Assignment 7, Problem 1

In retrospect, the central characteristic of this assignment is its reliance on mathematical structures: it was the first piece that I created, in which every visible element was defined by a mathematical function. For instance, the "hill" on which the figure stands is a parabola with a vertex at the point (100, 0).

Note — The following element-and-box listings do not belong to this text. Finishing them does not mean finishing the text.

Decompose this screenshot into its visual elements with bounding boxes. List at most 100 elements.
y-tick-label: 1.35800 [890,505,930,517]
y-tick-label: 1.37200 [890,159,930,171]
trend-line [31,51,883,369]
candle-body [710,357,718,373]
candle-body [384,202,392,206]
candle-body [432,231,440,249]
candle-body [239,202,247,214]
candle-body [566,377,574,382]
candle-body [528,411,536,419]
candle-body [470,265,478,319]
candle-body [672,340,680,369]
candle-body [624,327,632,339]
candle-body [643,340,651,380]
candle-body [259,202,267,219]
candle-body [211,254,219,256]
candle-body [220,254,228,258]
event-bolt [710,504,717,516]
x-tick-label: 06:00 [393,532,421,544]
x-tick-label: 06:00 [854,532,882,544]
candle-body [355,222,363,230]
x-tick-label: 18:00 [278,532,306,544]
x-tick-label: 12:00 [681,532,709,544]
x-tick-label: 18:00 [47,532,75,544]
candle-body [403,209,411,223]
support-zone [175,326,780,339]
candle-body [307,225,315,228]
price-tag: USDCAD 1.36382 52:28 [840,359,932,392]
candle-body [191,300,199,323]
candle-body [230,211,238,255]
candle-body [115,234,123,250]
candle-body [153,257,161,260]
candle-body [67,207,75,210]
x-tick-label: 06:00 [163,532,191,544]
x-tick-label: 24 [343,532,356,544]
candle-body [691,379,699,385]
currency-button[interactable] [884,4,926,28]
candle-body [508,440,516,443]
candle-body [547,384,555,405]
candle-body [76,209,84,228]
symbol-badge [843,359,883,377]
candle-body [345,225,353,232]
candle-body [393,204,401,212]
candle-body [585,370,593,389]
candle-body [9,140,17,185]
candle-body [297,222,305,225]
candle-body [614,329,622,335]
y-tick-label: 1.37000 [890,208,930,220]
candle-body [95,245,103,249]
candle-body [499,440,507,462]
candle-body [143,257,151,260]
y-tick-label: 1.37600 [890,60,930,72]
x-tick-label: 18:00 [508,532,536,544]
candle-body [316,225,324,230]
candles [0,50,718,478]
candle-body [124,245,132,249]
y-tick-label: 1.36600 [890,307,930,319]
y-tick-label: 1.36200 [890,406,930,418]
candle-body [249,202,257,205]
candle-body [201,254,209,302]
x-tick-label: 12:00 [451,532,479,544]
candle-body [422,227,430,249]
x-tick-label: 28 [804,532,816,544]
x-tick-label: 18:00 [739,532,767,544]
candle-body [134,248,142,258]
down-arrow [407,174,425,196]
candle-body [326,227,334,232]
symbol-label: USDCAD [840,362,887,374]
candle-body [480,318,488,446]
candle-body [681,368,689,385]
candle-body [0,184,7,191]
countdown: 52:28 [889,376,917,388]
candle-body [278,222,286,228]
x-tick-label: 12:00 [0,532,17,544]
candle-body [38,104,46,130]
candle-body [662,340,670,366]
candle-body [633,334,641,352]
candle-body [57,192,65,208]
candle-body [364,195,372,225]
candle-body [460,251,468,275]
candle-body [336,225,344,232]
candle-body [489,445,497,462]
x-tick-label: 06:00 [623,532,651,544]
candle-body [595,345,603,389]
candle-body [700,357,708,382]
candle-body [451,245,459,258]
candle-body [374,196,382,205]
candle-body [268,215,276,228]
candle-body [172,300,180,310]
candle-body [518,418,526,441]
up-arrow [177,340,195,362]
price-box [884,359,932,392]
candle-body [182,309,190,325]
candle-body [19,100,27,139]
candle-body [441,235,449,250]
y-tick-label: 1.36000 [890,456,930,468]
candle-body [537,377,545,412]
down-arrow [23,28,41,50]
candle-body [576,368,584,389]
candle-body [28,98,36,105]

The immediate consequence of this design choice is that the end product possesses a "synthetic" quality that, some may claim, detracts from the "human-quality" of artistic works. It is this complaint that Krauss makes, when she disregards the concept of "painting-by-numbers" as a "parody of art." In works composed of such symmetric and exact components -- with careful inspection, for instance, the viewer will notice that each repetition of the descending figure is perfectly identical to each other (except for the feet) -- the "individual strokes of paint" and "peculiar physiognomy [of the artwork]" that Krauss values as the qualifiers of "art" in the traditional sense can no longer be found.


Was this work successful?

The specific objective of this assignment was to "draw a [self]-portrait in the style of Duchamp." In this respect, Krauss (apparently) would have rejected the work, despite the similarity in content between my work and Duchamp's "Nude descending a staircase, No. 2" (1912). She may even view it as the perfect example of the "painting-by-numbers" parody. In other words, my "coloring-book style" reconstruction of Duchamp's famous piece ultimately fails.

However, many of my peers in MAS110 believed that my piece "worked." Lihua, for example, writes: "But, unlike Cubist artists who showed multiple angles of a static object, Duchamp picked a particular angle showed an object through the passage of time, recording its movement… Tony Hyun Kim's self portrait of himself running down a hill… [displays] this motion." Likewise, Christine remarks: although "Tony Kim's Assignment 3, Problem 3, titled 'Tony falling down a smooth staircase'… [is] an exceedingly abstract work of lines and geometric shapes in which neither a nude figure nor a staircase is immediately discernable," the work still manages to "include a sense of dynamism" in the style of Duchamp. And, finally, Moira writes that: the work "captures the same feeling of motion that Duchamp's "Nude Descending a Staircase (No. 2)" does, using a very similar technique. Kim's use of overlapping, similar images is very reflective of the style of Duchamp."


Conclusion

This piece was, by nature, abstract (its components include only edges, circles, simple geometric shapes); yet, it was moderately successful in mimicking an artistic style.

This, in turn, shows that our current views on "art," in contrast to that of Krauss, allow traditional artistic techniques to flourish in digital space.